Rezension

In seinen Bann ziehend

Darkmere Summer - Helen Maslin

Darkmere Summer
von Helen Maslin

Bewertet mit 5 Sternen

"Darkmere Summer" ist ein wunderbarer Jugendroman aus dem Mysterybereich, dem es mühelos gelingt, nicht ins "Groschenromanheftige" abzugleiten, sondern der die erzählte Geschichte im hineingezogenen Leser sogar noch ein wenig nachhallen lässt.

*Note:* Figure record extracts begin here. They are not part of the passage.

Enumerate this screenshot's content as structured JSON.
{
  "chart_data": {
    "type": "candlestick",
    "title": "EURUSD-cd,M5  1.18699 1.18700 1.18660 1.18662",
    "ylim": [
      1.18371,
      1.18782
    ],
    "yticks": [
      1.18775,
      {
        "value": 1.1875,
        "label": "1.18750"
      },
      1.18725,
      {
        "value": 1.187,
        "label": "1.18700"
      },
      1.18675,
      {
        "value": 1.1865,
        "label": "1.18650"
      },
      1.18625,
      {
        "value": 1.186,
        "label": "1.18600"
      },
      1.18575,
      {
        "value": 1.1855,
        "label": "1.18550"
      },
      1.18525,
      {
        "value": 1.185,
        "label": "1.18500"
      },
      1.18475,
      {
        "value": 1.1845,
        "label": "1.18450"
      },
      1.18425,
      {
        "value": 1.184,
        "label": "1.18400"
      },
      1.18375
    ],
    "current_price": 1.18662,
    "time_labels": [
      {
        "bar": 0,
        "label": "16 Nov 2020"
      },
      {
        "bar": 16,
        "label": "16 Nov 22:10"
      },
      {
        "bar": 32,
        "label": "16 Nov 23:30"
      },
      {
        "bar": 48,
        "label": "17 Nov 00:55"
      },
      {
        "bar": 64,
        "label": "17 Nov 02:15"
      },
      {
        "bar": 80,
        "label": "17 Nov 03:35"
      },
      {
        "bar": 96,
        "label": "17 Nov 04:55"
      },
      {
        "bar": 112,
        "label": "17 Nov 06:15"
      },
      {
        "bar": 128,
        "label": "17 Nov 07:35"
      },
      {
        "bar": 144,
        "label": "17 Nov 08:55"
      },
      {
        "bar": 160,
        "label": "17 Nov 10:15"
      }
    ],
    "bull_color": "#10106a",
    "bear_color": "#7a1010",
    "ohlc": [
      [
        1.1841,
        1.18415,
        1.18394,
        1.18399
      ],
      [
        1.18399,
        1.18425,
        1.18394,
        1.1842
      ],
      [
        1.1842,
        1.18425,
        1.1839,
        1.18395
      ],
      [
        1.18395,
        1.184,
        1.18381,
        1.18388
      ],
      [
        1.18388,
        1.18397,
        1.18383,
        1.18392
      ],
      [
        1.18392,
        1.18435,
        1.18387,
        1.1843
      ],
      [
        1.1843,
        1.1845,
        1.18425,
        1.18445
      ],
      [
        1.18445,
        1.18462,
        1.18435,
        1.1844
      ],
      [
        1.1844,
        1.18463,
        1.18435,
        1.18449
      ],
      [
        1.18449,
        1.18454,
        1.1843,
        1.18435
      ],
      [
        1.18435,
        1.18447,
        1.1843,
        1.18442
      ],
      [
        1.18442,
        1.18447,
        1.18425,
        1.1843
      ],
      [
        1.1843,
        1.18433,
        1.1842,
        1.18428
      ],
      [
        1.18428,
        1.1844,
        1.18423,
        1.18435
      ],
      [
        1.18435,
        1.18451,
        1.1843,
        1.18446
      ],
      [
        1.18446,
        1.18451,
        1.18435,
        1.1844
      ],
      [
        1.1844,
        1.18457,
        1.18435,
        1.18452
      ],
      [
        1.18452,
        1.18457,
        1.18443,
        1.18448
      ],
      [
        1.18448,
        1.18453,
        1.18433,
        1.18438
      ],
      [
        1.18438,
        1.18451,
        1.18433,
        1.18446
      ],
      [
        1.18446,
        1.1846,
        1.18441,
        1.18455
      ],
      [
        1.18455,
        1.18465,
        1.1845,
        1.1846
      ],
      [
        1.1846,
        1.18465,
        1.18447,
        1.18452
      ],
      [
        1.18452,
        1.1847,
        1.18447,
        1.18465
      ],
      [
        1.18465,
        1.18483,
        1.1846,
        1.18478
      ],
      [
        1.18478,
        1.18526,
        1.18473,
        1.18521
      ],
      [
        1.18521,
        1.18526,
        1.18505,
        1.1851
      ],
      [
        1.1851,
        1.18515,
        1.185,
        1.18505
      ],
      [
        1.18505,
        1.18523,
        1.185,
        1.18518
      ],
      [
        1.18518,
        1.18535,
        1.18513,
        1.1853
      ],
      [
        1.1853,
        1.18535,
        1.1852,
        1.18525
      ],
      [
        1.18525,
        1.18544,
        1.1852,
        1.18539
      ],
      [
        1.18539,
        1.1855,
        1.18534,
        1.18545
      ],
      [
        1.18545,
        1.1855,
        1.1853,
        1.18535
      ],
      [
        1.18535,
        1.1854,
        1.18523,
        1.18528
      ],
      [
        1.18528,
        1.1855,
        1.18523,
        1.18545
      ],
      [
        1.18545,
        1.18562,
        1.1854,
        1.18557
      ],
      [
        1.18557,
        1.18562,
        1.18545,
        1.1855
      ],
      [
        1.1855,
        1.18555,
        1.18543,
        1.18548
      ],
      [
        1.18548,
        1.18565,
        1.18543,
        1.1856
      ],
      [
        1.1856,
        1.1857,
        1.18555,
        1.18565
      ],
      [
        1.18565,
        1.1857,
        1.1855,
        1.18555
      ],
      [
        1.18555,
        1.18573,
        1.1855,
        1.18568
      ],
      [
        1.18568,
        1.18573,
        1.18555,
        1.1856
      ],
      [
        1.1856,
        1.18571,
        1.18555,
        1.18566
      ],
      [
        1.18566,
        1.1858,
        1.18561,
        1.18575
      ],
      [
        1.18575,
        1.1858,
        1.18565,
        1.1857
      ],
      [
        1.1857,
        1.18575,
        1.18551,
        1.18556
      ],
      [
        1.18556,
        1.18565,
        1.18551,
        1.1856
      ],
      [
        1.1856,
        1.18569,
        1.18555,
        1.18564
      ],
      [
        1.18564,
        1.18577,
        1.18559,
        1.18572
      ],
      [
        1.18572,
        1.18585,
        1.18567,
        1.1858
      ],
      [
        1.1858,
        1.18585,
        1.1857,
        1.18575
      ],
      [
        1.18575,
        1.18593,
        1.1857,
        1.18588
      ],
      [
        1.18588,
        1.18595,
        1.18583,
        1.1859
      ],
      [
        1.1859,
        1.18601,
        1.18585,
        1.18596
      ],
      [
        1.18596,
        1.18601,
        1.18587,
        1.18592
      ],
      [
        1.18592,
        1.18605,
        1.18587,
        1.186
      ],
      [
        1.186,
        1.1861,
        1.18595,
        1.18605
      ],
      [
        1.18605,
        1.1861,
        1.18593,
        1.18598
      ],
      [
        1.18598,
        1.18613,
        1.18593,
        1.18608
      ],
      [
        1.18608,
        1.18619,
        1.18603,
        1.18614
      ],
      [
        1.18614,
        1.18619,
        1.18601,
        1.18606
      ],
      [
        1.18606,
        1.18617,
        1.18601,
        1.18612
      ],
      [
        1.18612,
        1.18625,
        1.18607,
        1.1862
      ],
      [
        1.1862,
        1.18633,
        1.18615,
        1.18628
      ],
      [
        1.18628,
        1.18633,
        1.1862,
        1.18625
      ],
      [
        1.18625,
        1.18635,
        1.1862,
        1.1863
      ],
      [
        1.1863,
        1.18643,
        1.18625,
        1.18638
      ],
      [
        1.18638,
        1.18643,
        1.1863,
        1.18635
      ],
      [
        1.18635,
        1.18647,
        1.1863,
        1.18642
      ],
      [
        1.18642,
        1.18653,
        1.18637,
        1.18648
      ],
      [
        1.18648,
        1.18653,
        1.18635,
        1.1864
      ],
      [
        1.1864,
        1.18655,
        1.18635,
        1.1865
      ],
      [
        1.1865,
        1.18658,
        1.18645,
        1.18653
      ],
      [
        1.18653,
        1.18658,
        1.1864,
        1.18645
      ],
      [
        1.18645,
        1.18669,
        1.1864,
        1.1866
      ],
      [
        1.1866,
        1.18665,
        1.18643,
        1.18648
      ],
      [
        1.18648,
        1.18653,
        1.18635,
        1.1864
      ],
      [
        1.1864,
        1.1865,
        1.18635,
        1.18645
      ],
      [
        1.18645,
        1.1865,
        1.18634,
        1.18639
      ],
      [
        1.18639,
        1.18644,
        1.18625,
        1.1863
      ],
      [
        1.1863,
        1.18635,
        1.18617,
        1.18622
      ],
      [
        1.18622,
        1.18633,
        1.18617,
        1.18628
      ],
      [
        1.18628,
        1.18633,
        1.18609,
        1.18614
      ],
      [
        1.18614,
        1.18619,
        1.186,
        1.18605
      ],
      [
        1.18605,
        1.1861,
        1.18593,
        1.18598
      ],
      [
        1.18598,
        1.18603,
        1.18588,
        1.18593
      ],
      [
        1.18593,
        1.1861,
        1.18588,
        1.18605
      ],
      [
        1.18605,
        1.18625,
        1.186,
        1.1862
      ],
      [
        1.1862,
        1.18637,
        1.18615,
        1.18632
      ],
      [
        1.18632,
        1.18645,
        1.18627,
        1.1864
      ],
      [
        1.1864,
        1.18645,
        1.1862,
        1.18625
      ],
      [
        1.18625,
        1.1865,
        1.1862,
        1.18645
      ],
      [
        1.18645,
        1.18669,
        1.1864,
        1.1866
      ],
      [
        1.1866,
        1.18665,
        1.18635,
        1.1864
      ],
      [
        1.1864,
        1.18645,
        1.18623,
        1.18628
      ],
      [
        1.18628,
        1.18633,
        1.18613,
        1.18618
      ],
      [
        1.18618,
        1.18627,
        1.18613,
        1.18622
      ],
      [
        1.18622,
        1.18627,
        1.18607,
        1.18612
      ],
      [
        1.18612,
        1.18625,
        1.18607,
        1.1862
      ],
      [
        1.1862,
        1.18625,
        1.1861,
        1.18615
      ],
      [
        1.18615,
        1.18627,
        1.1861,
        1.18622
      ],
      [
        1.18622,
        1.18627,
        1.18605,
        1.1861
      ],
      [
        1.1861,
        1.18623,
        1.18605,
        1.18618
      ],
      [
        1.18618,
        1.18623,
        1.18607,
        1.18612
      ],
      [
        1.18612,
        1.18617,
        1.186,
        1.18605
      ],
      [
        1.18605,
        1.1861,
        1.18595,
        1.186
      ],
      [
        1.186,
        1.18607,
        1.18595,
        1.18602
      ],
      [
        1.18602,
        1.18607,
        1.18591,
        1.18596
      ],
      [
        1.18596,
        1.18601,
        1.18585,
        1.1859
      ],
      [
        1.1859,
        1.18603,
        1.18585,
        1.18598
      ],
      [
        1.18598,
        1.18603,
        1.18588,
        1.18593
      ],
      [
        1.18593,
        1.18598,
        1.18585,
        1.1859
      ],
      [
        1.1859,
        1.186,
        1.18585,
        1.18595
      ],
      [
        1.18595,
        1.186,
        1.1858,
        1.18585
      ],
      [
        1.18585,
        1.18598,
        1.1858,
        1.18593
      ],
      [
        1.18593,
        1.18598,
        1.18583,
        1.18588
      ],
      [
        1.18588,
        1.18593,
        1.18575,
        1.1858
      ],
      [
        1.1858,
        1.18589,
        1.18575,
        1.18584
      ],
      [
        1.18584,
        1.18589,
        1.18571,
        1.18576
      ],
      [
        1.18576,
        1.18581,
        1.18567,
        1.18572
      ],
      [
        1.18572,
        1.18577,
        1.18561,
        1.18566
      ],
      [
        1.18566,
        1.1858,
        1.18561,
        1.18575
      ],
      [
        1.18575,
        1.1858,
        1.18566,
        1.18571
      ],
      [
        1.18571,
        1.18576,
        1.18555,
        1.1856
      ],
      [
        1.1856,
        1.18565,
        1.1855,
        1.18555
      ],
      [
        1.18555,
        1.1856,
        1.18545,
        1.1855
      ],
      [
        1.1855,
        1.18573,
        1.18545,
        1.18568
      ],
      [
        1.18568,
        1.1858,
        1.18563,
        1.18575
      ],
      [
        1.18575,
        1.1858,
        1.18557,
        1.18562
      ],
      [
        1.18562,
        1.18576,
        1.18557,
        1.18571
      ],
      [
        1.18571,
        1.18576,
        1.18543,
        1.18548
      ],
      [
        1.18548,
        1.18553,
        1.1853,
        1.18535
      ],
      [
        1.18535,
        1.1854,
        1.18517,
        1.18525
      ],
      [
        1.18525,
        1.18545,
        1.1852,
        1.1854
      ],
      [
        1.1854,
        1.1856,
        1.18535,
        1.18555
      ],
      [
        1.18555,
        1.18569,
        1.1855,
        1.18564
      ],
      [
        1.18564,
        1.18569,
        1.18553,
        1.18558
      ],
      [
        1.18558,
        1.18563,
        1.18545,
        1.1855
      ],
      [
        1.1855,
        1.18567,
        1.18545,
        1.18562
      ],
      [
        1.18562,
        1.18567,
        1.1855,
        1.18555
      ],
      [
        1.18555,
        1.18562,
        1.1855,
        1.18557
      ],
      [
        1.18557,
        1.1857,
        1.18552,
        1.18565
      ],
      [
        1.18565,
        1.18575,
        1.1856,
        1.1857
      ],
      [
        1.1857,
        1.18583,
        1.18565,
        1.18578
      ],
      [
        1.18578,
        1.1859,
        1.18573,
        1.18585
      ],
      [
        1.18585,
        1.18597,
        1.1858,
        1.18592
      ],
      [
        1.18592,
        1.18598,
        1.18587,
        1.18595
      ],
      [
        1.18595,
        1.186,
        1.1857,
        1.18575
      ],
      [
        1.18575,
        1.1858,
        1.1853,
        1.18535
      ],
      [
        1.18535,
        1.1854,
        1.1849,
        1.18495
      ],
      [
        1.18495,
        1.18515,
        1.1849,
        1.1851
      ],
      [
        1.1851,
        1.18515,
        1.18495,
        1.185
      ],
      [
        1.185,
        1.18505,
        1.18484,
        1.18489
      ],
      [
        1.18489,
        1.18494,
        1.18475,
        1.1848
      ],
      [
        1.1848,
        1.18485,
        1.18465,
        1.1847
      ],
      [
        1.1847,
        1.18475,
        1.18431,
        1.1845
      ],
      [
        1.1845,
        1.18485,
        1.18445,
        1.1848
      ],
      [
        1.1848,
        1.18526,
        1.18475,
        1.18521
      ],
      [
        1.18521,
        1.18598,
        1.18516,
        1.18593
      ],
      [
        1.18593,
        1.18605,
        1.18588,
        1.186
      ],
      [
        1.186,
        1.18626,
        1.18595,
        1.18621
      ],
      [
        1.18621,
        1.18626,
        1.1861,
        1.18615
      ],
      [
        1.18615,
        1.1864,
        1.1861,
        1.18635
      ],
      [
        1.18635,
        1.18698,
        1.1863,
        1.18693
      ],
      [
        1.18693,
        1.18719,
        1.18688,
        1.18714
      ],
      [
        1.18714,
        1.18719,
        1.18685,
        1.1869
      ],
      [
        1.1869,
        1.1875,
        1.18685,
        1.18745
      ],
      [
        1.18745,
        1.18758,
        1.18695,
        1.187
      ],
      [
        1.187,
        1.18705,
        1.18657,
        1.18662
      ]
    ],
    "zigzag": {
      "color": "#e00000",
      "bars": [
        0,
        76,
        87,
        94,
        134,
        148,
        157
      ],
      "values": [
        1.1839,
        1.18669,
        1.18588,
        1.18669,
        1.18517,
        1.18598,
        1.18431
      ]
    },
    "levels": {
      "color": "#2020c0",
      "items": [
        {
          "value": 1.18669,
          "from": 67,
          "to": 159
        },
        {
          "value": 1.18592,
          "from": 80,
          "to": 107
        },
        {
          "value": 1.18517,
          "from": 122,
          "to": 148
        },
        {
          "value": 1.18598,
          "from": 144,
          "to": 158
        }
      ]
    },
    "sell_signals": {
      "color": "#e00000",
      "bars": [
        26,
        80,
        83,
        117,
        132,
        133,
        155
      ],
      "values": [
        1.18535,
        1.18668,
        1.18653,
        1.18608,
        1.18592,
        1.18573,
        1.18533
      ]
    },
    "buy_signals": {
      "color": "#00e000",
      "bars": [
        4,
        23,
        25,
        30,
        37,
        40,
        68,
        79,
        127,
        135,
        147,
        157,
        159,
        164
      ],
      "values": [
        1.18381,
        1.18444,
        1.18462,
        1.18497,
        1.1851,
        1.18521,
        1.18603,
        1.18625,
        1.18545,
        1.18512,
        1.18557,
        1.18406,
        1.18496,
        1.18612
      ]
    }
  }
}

"Darkmere Summer" ist grundsätzlich kein besonders überraschender Mystery-Roman; Geschichten rund um Spukschlösser folgen weithin doch demselben Muster; wobei "Darkmere Summer" sich nun insofern abhebt als dass es sich hierbei speziell um einen Jugendroman handelt, während in den meisten Erzählungen doch erwachsene Erben mit einem ihnen bis dahin unbekannten Schloss überrascht werden und dort von den Geistern ihrer Vorfahren und deren Vergangenheit(en) konfrontiert werden: In "Darkmere Summer" ist der Schüler Leo jüngst zum Erben von "Darkmere Castle" geworden, einem erst Anfang des 19. Jahrhunderts im schlossähnlichen Stil erbauten Anwesens, hoch über den Klippen, direkt an der Küste, abseits gelegen. 
Doch Hauptfigur in "Darkmere Summer" ist nicht der reiche Erbe Leo, sondern seine Mitschülerin Kate, der ein Stipendium den Besuch derselben elitären Privatschule ermöglicht und die von Leo eingeladen wird, zusammen mit ihm und einigen wenigen weiteren Freunden und Mitschülern die Ferien im längst verlassenen, leerstehenden Darkmere Castle zu verbringen: Kate tritt in diesem Roman als hauptsächliche Ich-Erzählerin auf, die die Gegenwart abbildet. 
Später wird kapitelweise zu Elinor gewechselt, die als junges Mädchen, aus gutem Hause stammend, frischverheiratet auf das neuerbaute Darkmere Castle gekommen war, dort aber kein glückliches Zuhause fand (dass sie dort "die Hölle auf Erden erlebte", wie die Kurzbeschreibung des Romans derzeit verkündet, mag ich in dieser Extreme allerdings nicht bestätigen, da es mir etwas zu übertrieben erscheint, auch wenn ihr zugegeben kaum Schönes widerfuhr): Auch Elinor tritt in der ersten Person Singular auf und erzählt von ihren damaligen Erlebnissen.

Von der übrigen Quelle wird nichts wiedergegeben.